Get the first bit of the EAX register in x86 assembly language

Question

In x86 assembly language, is it possible to obtain the first bit of a register? I want to obtain the first bit of the eax register and move it into ebx, but I'm not sure how to do this yet.

.stack 2048

.data

ExitProcess proto, exitcode:dword 

.code
start:
mov eax, 3;
;now I want to move the first bit of eax into ebx. How can I obtain the first bit from eax?
invoke  ExitProcess, 0
end start

I know that it's possible to obtain the second half of `eax` using the `ax` register, but I'm not sure how I'd obtain the first bit from a register. — Anderson Green, Mar 06 '13 at 03:33
To get a better answer, it helps if you spell out what modifications you can tolerate in eax and ebx. For example, mov %eax,%ebx certainly moves the first bit into ebx, along with all the other bits.
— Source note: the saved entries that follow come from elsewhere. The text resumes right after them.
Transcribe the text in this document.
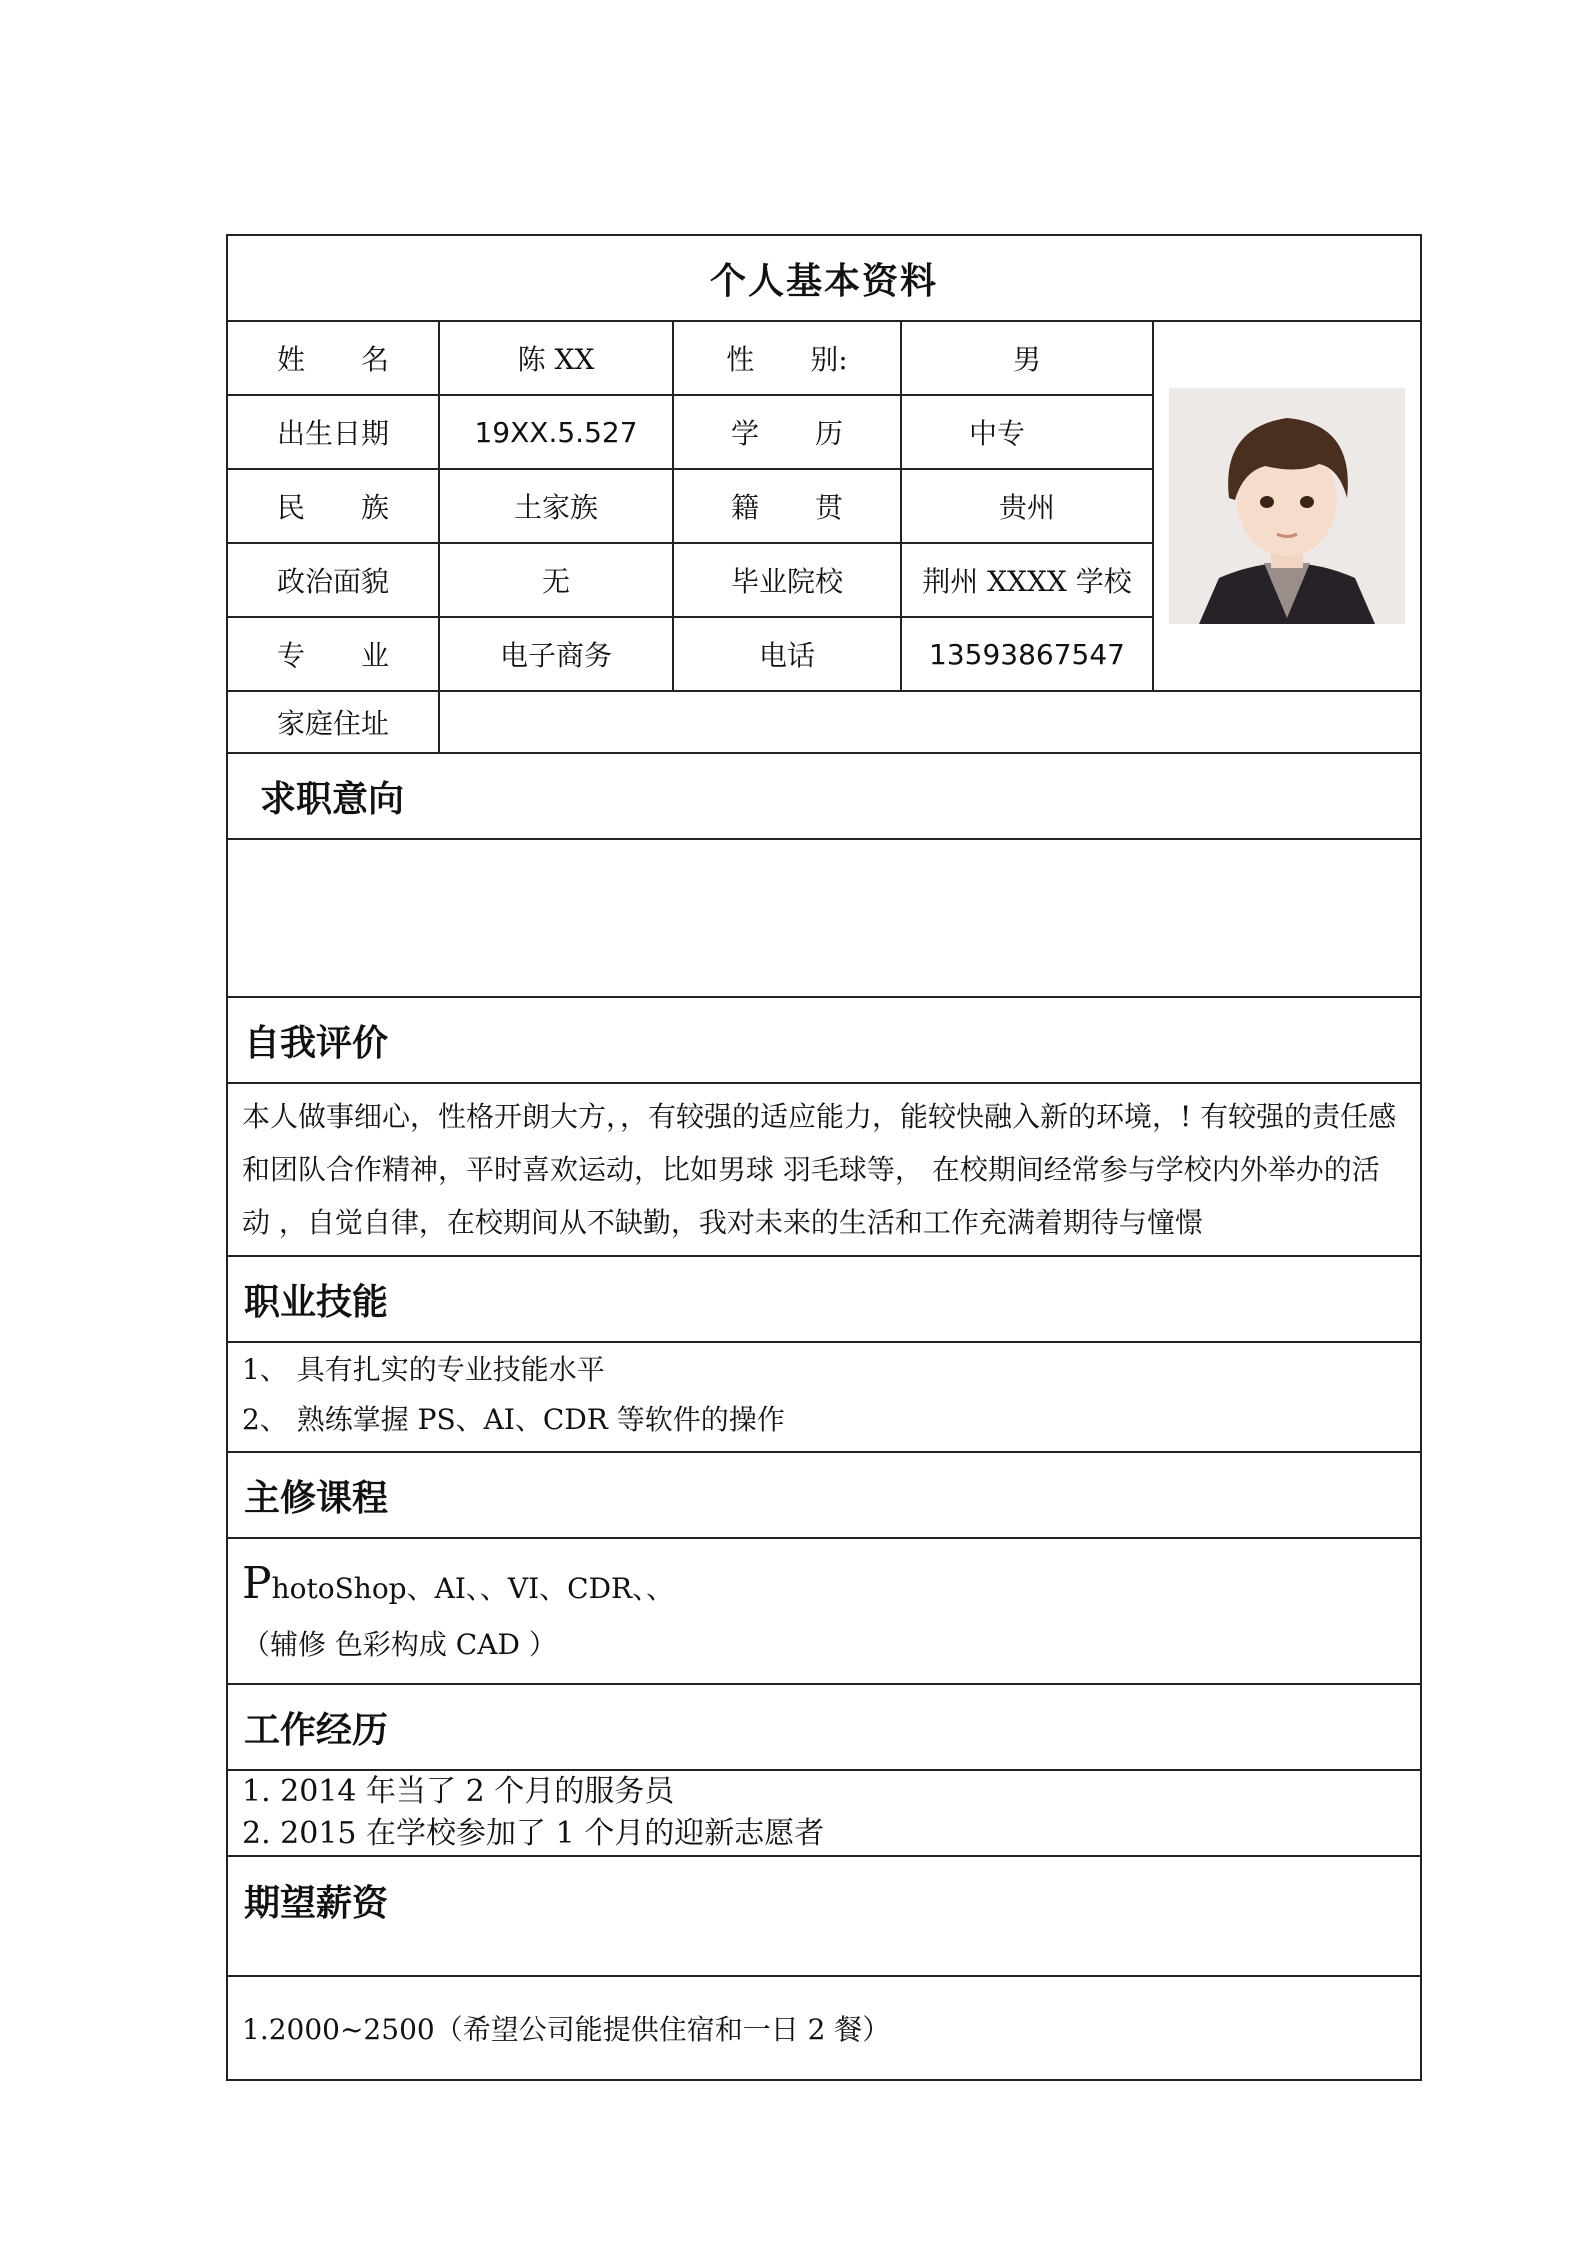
个人基本资料				
姓　　名	陈 XX	性　　别:	男	

出生日期	19XX.5.527	学　　历	中专	
民　　族	土家族	籍　　贯	贵州	
政治面貌	无	毕业院校	荆州 XXXX 学校	
专　　业	电子商务	电话	13593867547	
家庭住址				
求职意向				

自我评价				
本人做事细心，性格开朗大方，，有较强的适应能力，能较快融入新的环境，! 有较强的责任感和团队合作精神，平时喜欢运动，比如男球 羽毛球等， 在校期间经常参与学校内外举办的活动 ，自觉自律，在校期间从不缺勤，我对未来的生活和工作充满着期待与憧憬				
职业技能				

1、 具有扎实的专业技能水平
2、 熟练掌握 PS、AI、CDR 等软件的操作				

主修课程				

PhotoShop、AI、、VI、CDR、、
（辅修 色彩构成 CAD ）				

工作经历				

1. 2014 年当了 2 个月的服务员
2. 2015 在学校参加了 1 个月的迎新志愿者				

期望薪资				
1.2000~2500（希望公司能提供住宿和一日 2 餐）				
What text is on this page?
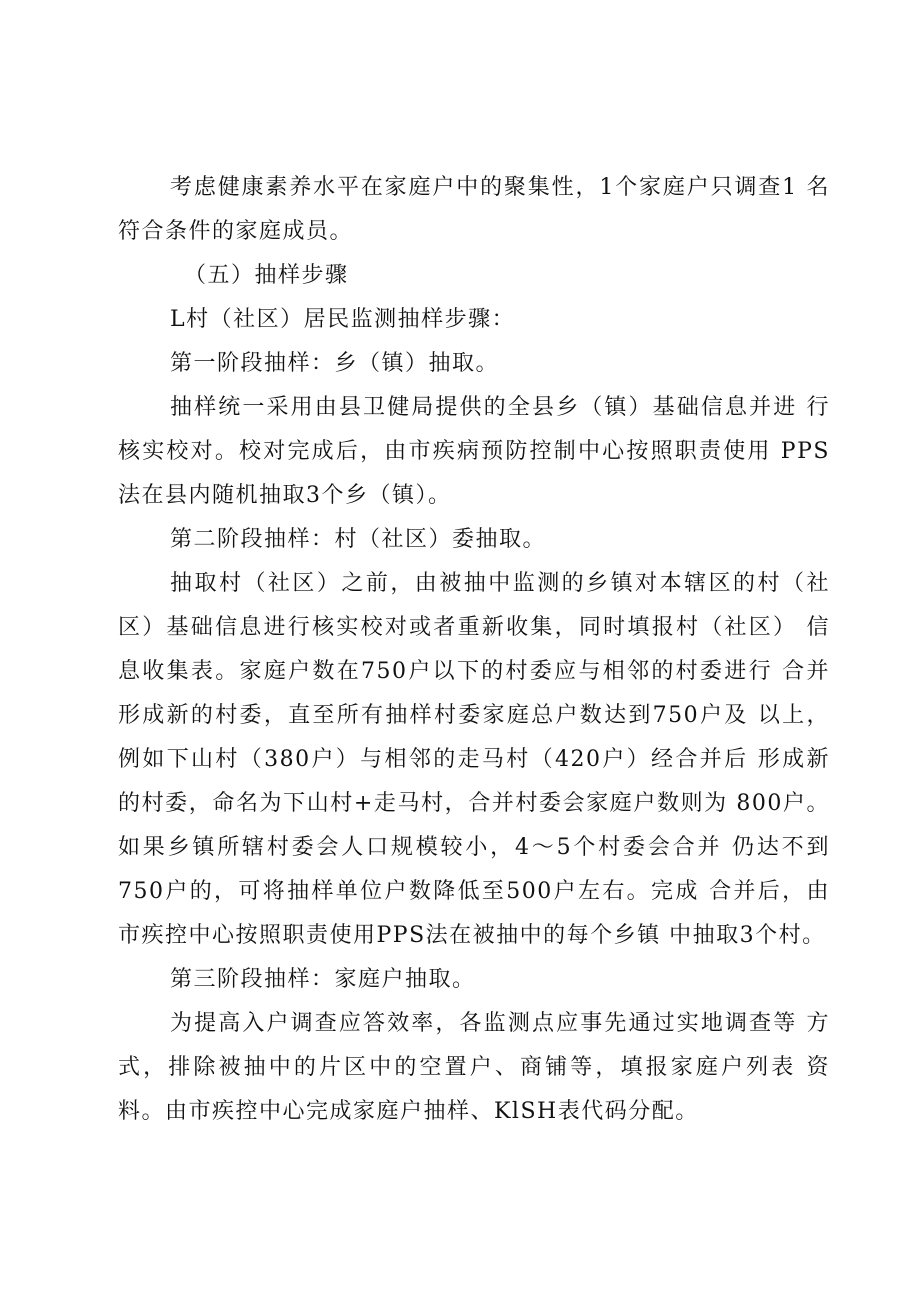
考虑健康素养水平在家庭户中的聚集性，1个家庭户只调查1 名符合条件的家庭成员。

（五）抽样步骤

L村（社区）居民监测抽样步骤：

第一阶段抽样：乡（镇）抽取。

抽样统一采用由县卫健局提供的全县乡（镇）基础信息并进 行核实校对。校对完成后，由市疾病预防控制中心按照职责使用 PPS法在县内随机抽取3个乡（镇）。

第二阶段抽样：村（社区）委抽取。

抽取村（社区）之前，由被抽中监测的乡镇对本辖区的村（社 区）基础信息进行核实校对或者重新收集，同时填报村（社区） 信息收集表。家庭户数在750户以下的村委应与相邻的村委进行 合并形成新的村委，直至所有抽样村委家庭总户数达到750户及 以上，例如下山村（380户）与相邻的走马村（420户）经合并后 形成新的村委，命名为下山村+走马村，合并村委会家庭户数则为 800户。如果乡镇所辖村委会人口规模较小，4～5个村委会合并 仍达不到750户的，可将抽样单位户数降低至500户左右。完成 合并后，由市疾控中心按照职责使用PPS法在被抽中的每个乡镇 中抽取3个村。

第三阶段抽样：家庭户抽取。

为提高入户调查应答效率，各监测点应事先通过实地调查等 方式，排除被抽中的片区中的空置户、商铺等，填报家庭户列表 资料。由市疾控中心完成家庭户抽样、KlSH表代码分配。
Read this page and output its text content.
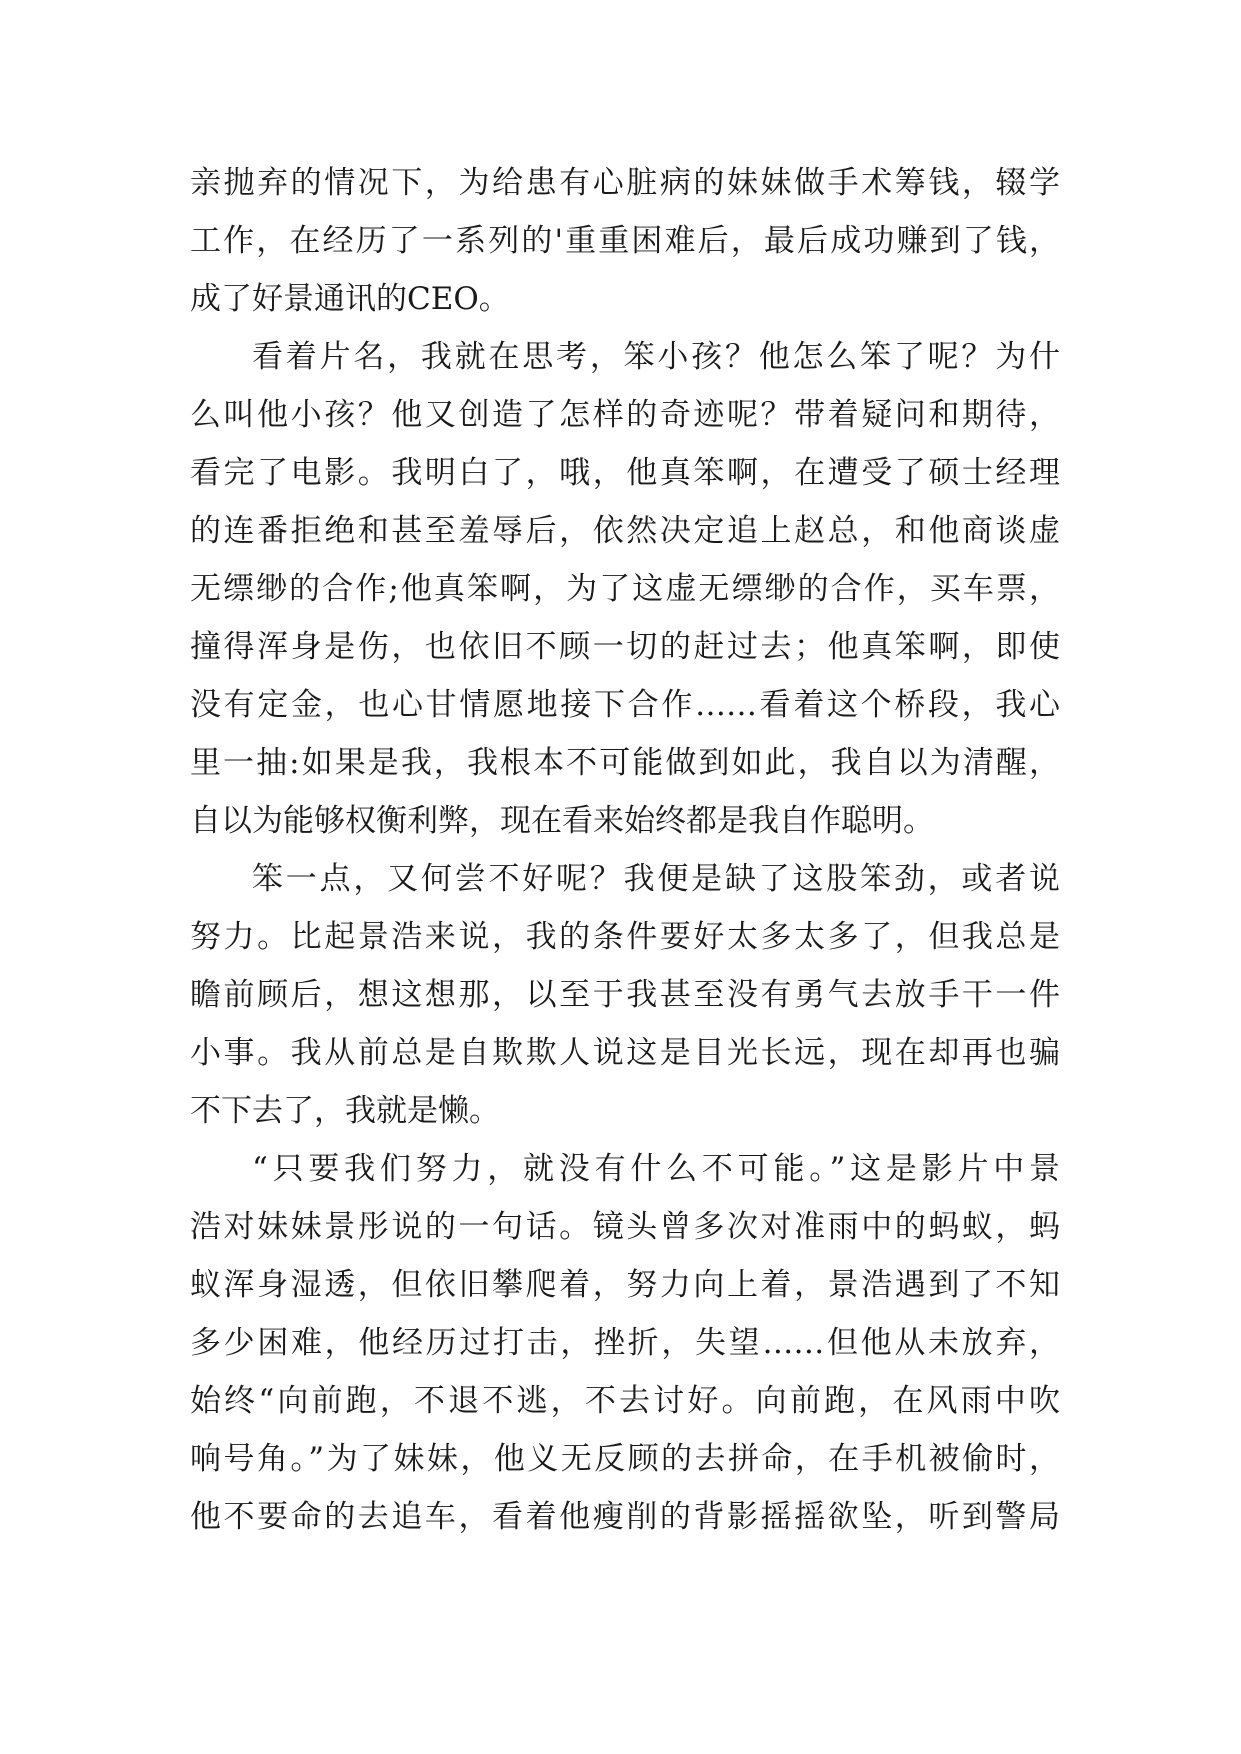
亲抛弃的情况下，为给患有心脏病的妹妹做手术筹钱，辍学
工作，在经历了一系列的'重重困难后，最后成功赚到了钱，
成了好景通讯的CEO。
看着片名，我就在思考，笨小孩？他怎么笨了呢？为什
么叫他小孩？他又创造了怎样的奇迹呢？带着疑问和期待，
看完了电影。我明白了，哦，他真笨啊，在遭受了硕士经理
的连番拒绝和甚至羞辱后，依然决定追上赵总，和他商谈虚
无缥缈的合作;他真笨啊，为了这虚无缥缈的合作，买车票，
撞得浑身是伤，也依旧不顾一切的赶过去；他真笨啊，即使
没有定金，也心甘情愿地接下合作……看着这个桥段，我心
里一抽:如果是我，我根本不可能做到如此，我自以为清醒，
自以为能够权衡利弊，现在看来始终都是我自作聪明。
笨一点，又何尝不好呢？我便是缺了这股笨劲，或者说
努力。比起景浩来说，我的条件要好太多太多了，但我总是
瞻前顾后，想这想那，以至于我甚至没有勇气去放手干一件
小事。我从前总是自欺欺人说这是目光长远，现在却再也骗
不下去了，我就是懒。
“只要我们努力，就没有什么不可能。”这是影片中景
浩对妹妹景彤说的一句话。镜头曾多次对准雨中的蚂蚁，蚂
蚁浑身湿透，但依旧攀爬着，努力向上着，景浩遇到了不知
多少困难，他经历过打击，挫折，失望……但他从未放弃，
始终“向前跑，不退不逃，不去讨好。向前跑，在风雨中吹
响号角。”为了妹妹，他义无反顾的去拼命，在手机被偷时，
他不要命的去追车，看着他瘦削的背影摇摇欲坠，听到警局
There is no single instruction that moves just 1 bit between registers. — srking, Mar 06 '13 at 05:00
@srking I want to move the first bit from `eax` to `ebx`, and set all of the other bits in `ebx` to 0. `eax` should remain unchanged. — Anderson Green, Mar 06 '13 at 15:52

Ira Baxter · Accepted Answer · 2013-03-06T05:50:09.667

If by "first bit" you mean the least significant bit, then try:

 ...
 mov   ebx, eax
 and   ebx, 01

You apparently don't understand that instructions operate on all the bits in a named register at once, and the "and" instructions combine their operands bit-by-bit.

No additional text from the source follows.